My first instinct was to scoff and remind her about how we weren’t two people able to start fresh. I watched her tip back her head, inhaling the noisy restaurant air. She looked exhausted.
I paused. “Maybe you would rather go home and rest?” I put in at last. “Don’t pretend you’re cutting dinner in half because of me if you want to relax.”
She shook her head until I swore I could almost hear her eyes clack together. “It’s nothing. I haven’t slept well the last few nights.”
“Sure you don’t want to stay for dessert?”
“No.”
It wasn’t like me to take no for an answer. Yet tonight, staring at her face, I did.
CHAPTER SIX
“Oh my, the prodigal daughter has returned. I wasn’t sure I’d hear from you again after you left in such a snit. Can’t say I blame you. You were probably exhausted from trying to resist me.”
I sighed, shooting Finn a look loaded with meaning—the most prevalent of which was annoyance.

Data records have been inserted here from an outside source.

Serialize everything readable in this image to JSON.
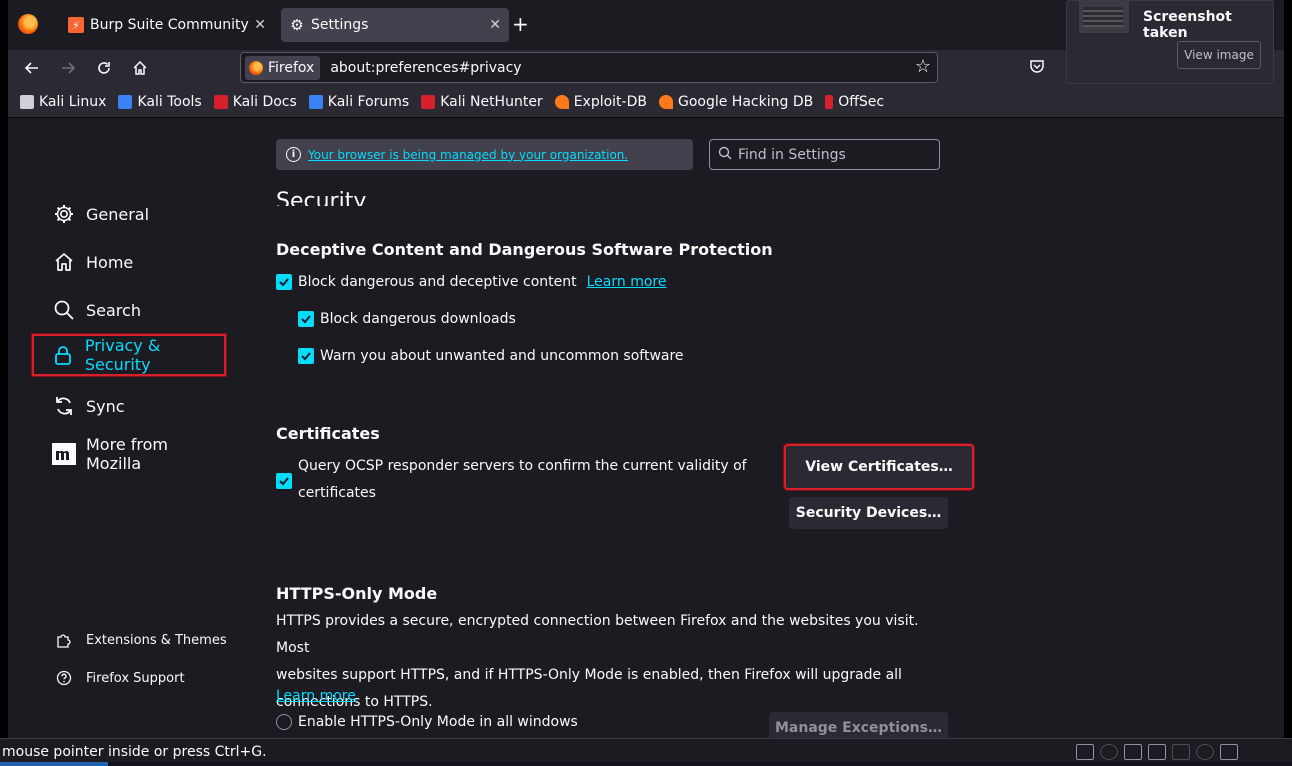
{
  "tabs": [
    {
      "title": "Burp Suite Community Ed",
      "favicon": "burp-icon"
    },
    {
      "title": "Settings",
      "favicon": "gear-icon",
      "active": true
    }
  ],
  "nav": {
    "identity_label": "Firefox",
    "url": "about:preferences#privacy"
  },
  "bookmarks": [
    {
      "label": "Kali Linux",
      "icon": "kali-dragon-icon",
      "color": "#cfcfd6"
    },
    {
      "label": "Kali Tools",
      "icon": "kali-tools-icon",
      "color": "#3b82f6"
    },
    {
      "label": "Kali Docs",
      "icon": "kali-docs-icon",
      "color": "#d7202b"
    },
    {
      "label": "Kali Forums",
      "icon": "kali-forums-icon",
      "color": "#3b82f6"
    },
    {
      "label": "Kali NetHunter",
      "icon": "nethunter-icon",
      "color": "#d7202b"
    },
    {
      "label": "Exploit-DB",
      "icon": "exploitdb-icon",
      "color": "#ff7a1a"
    },
    {
      "label": "Google Hacking DB",
      "icon": "ghdb-icon",
      "color": "#ff7a1a"
    },
    {
      "label": "OffSec",
      "icon": "offsec-icon",
      "color": "#d7202b"
    }
  ],
  "notification": {
    "title": "Screenshot taken",
    "button": "View image"
  },
  "policy": {
    "link_text": "Your browser is being managed by your organization."
  },
  "search": {
    "placeholder": "Find in Settings"
  },
  "sidebar": {
    "categories": [
      {
        "label": "General",
        "icon": "gear-icon"
      },
      {
        "label": "Home",
        "icon": "home-icon"
      },
      {
        "label": "Search",
        "icon": "search-icon"
      },
      {
        "label": "Privacy & Security",
        "icon": "lock-icon",
        "selected": true
      },
      {
        "label": "Sync",
        "icon": "sync-icon"
      },
      {
        "label": "More from Mozilla",
        "icon": "mozilla-icon"
      }
    ],
    "footer": [
      {
        "label": "Extensions & Themes",
        "icon": "puzzle-icon"
      },
      {
        "label": "Firefox Support",
        "icon": "help-icon"
      }
    ]
  },
  "main": {
    "section_title": "Security",
    "deceptive": {
      "heading": "Deceptive Content and Dangerous Software Protection",
      "block_label": "Block dangerous and deceptive content",
      "learn_more": "Learn more",
      "downloads_label": "Block dangerous downloads",
      "warn_label": "Warn you about unwanted and uncommon software"
    },
    "certificates": {
      "heading": "Certificates",
      "ocsp_label_line1": "Query OCSP responder servers to confirm the current validity of",
      "ocsp_label_line2": "certificates",
      "view_button": "View Certificates…",
      "devices_button": "Security Devices…"
    },
    "https": {
      "heading": "HTTPS-Only Mode",
      "line1": "HTTPS provides a secure, encrypted connection between Firefox and the websites you visit. Most",
      "line2": "websites support HTTPS, and if HTTPS-Only Mode is enabled, then Firefox will upgrade all",
      "line3": "connections to HTTPS.",
      "learn_more": "Learn more",
      "radio_label": "Enable HTTPS-Only Mode in all windows",
      "manage_button": "Manage Exceptions…"
    }
  },
  "status": {
    "text": "mouse pointer inside or press Ctrl+G."
  },
  "colors": {
    "accent": "#00ddff",
    "highlight_border": "#d7202b"
  }
}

“I’m neither your daughter nor reckless and wasteful. But thanks for giving me an excuse to use my GRE vocabulary words. I thought those terms had disappeared from my mind after college. Seems I was mistaken.”

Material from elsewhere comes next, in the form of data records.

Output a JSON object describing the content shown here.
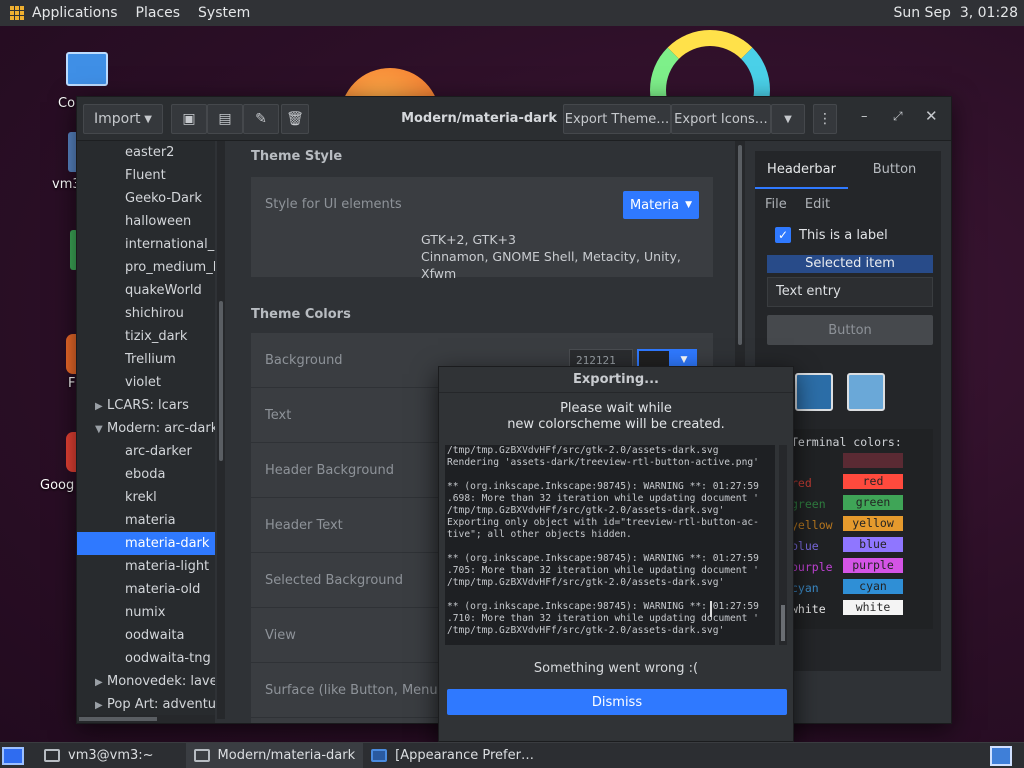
{
  "top_panel": {
    "menus": [
      "Applications",
      "Places",
      "System"
    ],
    "clock": "Sun Sep  3, 01:28"
  },
  "desktop": {
    "icons": [
      "Co",
      "vm3",
      "F",
      "Goog"
    ]
  },
  "window": {
    "title": "Modern/materia-dark",
    "import_label": "Import",
    "export_theme_label": "Export Theme…",
    "export_icons_label": "Export Icons…"
  },
  "sidebar": {
    "items": [
      {
        "label": "easter2",
        "indent": 2
      },
      {
        "label": "Fluent",
        "indent": 2
      },
      {
        "label": "Geeko-Dark",
        "indent": 2
      },
      {
        "label": "halloween",
        "indent": 2
      },
      {
        "label": "international_a",
        "indent": 2
      },
      {
        "label": "pro_medium_l",
        "indent": 2
      },
      {
        "label": "quakeWorld",
        "indent": 2
      },
      {
        "label": "shichirou",
        "indent": 2
      },
      {
        "label": "tizix_dark",
        "indent": 2
      },
      {
        "label": "Trellium",
        "indent": 2
      },
      {
        "label": "violet",
        "indent": 2
      },
      {
        "label": "LCARS: lcars",
        "indent": 1,
        "caret": "▶"
      },
      {
        "label": "Modern: arc-dark",
        "indent": 1,
        "caret": "▼"
      },
      {
        "label": "arc-darker",
        "indent": 2
      },
      {
        "label": "eboda",
        "indent": 2
      },
      {
        "label": "krekl",
        "indent": 2
      },
      {
        "label": "materia",
        "indent": 2
      },
      {
        "label": "materia-dark",
        "indent": 2,
        "selected": true
      },
      {
        "label": "materia-light",
        "indent": 2
      },
      {
        "label": "materia-old",
        "indent": 2
      },
      {
        "label": "numix",
        "indent": 2
      },
      {
        "label": "oodwaita",
        "indent": 2
      },
      {
        "label": "oodwaita-tng",
        "indent": 2
      },
      {
        "label": "Monovedek: laver",
        "indent": 1,
        "caret": "▶"
      },
      {
        "label": "Pop Art: adventur",
        "indent": 1,
        "caret": "▶"
      }
    ]
  },
  "theme_style": {
    "title": "Theme Style",
    "row_label": "Style for UI elements",
    "combo_value": "Materia",
    "support_line1": "GTK+2, GTK+3",
    "support_line2": "Cinnamon, GNOME Shell, Metacity, Unity, Xfwm"
  },
  "theme_colors": {
    "title": "Theme Colors",
    "rows": [
      "Background",
      "Text",
      "Header Background",
      "Header Text",
      "Selected Background",
      "View",
      "Surface (like Button, Menu, Po"
    ],
    "background_value": "212121"
  },
  "preview": {
    "tabs": [
      "Headerbar",
      "Button"
    ],
    "menu": [
      "File",
      "Edit"
    ],
    "checkbox_label": "This is a label",
    "selected_item": "Selected item",
    "text_entry": "Text entry",
    "button_label": "Button",
    "terminal_title": "Terminal colors:",
    "terminal_colors": [
      {
        "left": "",
        "right": "",
        "color": "#5a2a33",
        "text": "#5a2a33"
      },
      {
        "left": "red",
        "right": "red",
        "color": "#ff4a3d",
        "text": "#c23b33"
      },
      {
        "left": "green",
        "right": "green",
        "color": "#3fa557",
        "text": "#2f7d3f"
      },
      {
        "left": "yellow",
        "right": "yellow",
        "color": "#e59a2d",
        "text": "#b7771f"
      },
      {
        "left": "blue",
        "right": "blue",
        "color": "#8f76ff",
        "text": "#7b6be0"
      },
      {
        "left": "purple",
        "right": "purple",
        "color": "#d454e6",
        "text": "#c142d6"
      },
      {
        "left": "cyan",
        "right": "cyan",
        "color": "#2f8fd6",
        "text": "#3b8bc8"
      },
      {
        "left": "white",
        "right": "white",
        "color": "#f4f4f4",
        "text": "#e6e6e6"
      }
    ]
  },
  "dialog": {
    "title": "Exporting...",
    "message_line1": "Please wait while",
    "message_line2": "new colorscheme will be created.",
    "log": [
      "/tmp/tmp.GzBXVdvHFf/src/gtk-2.0/assets-dark.svg",
      "Rendering 'assets-dark/treeview-rtl-button-active.png'",
      "",
      "** (org.inkscape.Inkscape:98745): WARNING **: 01:27:59",
      ".698: More than 32 iteration while updating document '",
      "/tmp/tmp.GzBXVdvHFf/src/gtk-2.0/assets-dark.svg'",
      "Exporting only object with id=\"treeview-rtl-button-ac-",
      "tive\"; all other objects hidden.",
      "",
      "** (org.inkscape.Inkscape:98745): WARNING **: 01:27:59",
      ".705: More than 32 iteration while updating document '",
      "/tmp/tmp.GzBXVdvHFf/src/gtk-2.0/assets-dark.svg'",
      "",
      "** (org.inkscape.Inkscape:98745): WARNING **: 01:27:59",
      ".710: More than 32 iteration while updating document '",
      "/tmp/tmp.GzBXVdvHFf/src/gtk-2.0/assets-dark.svg'"
    ],
    "error": "Something went wrong :(",
    "dismiss_label": "Dismiss"
  },
  "taskbar": {
    "tasks": [
      "vm3@vm3:~",
      "Modern/materia-dark",
      "[Appearance Prefer…"
    ]
  },
  "colors": {
    "accent": "#2f79ff",
    "panel": "#303236"
  }
}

Instead of rising to the occasion, Finn’s roaming gaze slid along the length of my body. “Looking good today, Ros. You’ve got the schoolgirl-esque top and glasses, definitely a raunchy teacher vibe going on. Papa likes.”
He shifted in the bed to face me, making sure he lingered on each portion of my anatomy from the tips of my boots to the roots of the hair on my head.
“Much better than whatever you wore the first time I saw you,” he continued. “You’re stepping up in the world and I’m happy to see some effort. Although the bra looks like it’s about to fall apart at any moment.”
The bra was a favorite I couldn’t throw out despite the fact that it could be mistaken for a relic from World War I. The eyeglasses were a result of exhaustion coupled with too many hours of fine print. The acid reflux was an unfortunate result of spicy food. Finn wasn’t important enough to deserve an explanation fo
r any of them.
“If you think I’m going to let you get under my skin, you have another think coming.” I placed a load of books on the bedside table and faced him, discreetly adjusting my bra straps. “Ros?”
“Short for roslin. It means red-headed in French.” At my questioning expression, he said, “You told me I needed to come up with a more original nickname for you. Without the use of my good friend Google, it was the best I could do. We’ll call it a throwback to high school language classes.”
“I appreciate the effort.” Indeed, it caused an odd sliver of excitement to build in my stomach. Ros. How had he known enough French to figure it out?
This was our fourth day working together. Four days where I had successfully squelched the urge to beat him over the head. The last time I’d even managed to squeak out the door without a single insult. On either of our parts.
I felt like throwing a parade.
“Now, I want you to get up,” I told him. “No more messing around.”
Finn gestured to the sheet covering his lower half. “In case you’ve forgotten, I have two broken legs.”
“Yes, I know.”
“The left leg was an open compound fracture on both the tibia and fibula. I fractured my tibia on the right leg and had surgery on both. The surgeons inserted a rod with screws at the top and bottom.”
“And?” This was the first time he’d cared enough to tell me the extent of his injuries. I didn’t want to burst his bubble by admitting I’d already called his doctor.
“Hello? I can’t move unless I’m in a wheelchair. I can’t shower alone.” His face twisted into a leer. “Unless you want to help me. I’ll soap your…back…if you’ll soap mine. There’s more than enough room for two.”
I struggled to ignore the lecherous expression making my skin tingle. The man was incorrigible. I could see where he got the reputation as a hound dog.
Staring him down, one hand on my hip, I plastered a pleasant expression on my face. “Hello. Nice to see you. You’re off your pain medication, and from what I was told, you should now be able to bear your weight. It’s been long enough. The bones have healed.”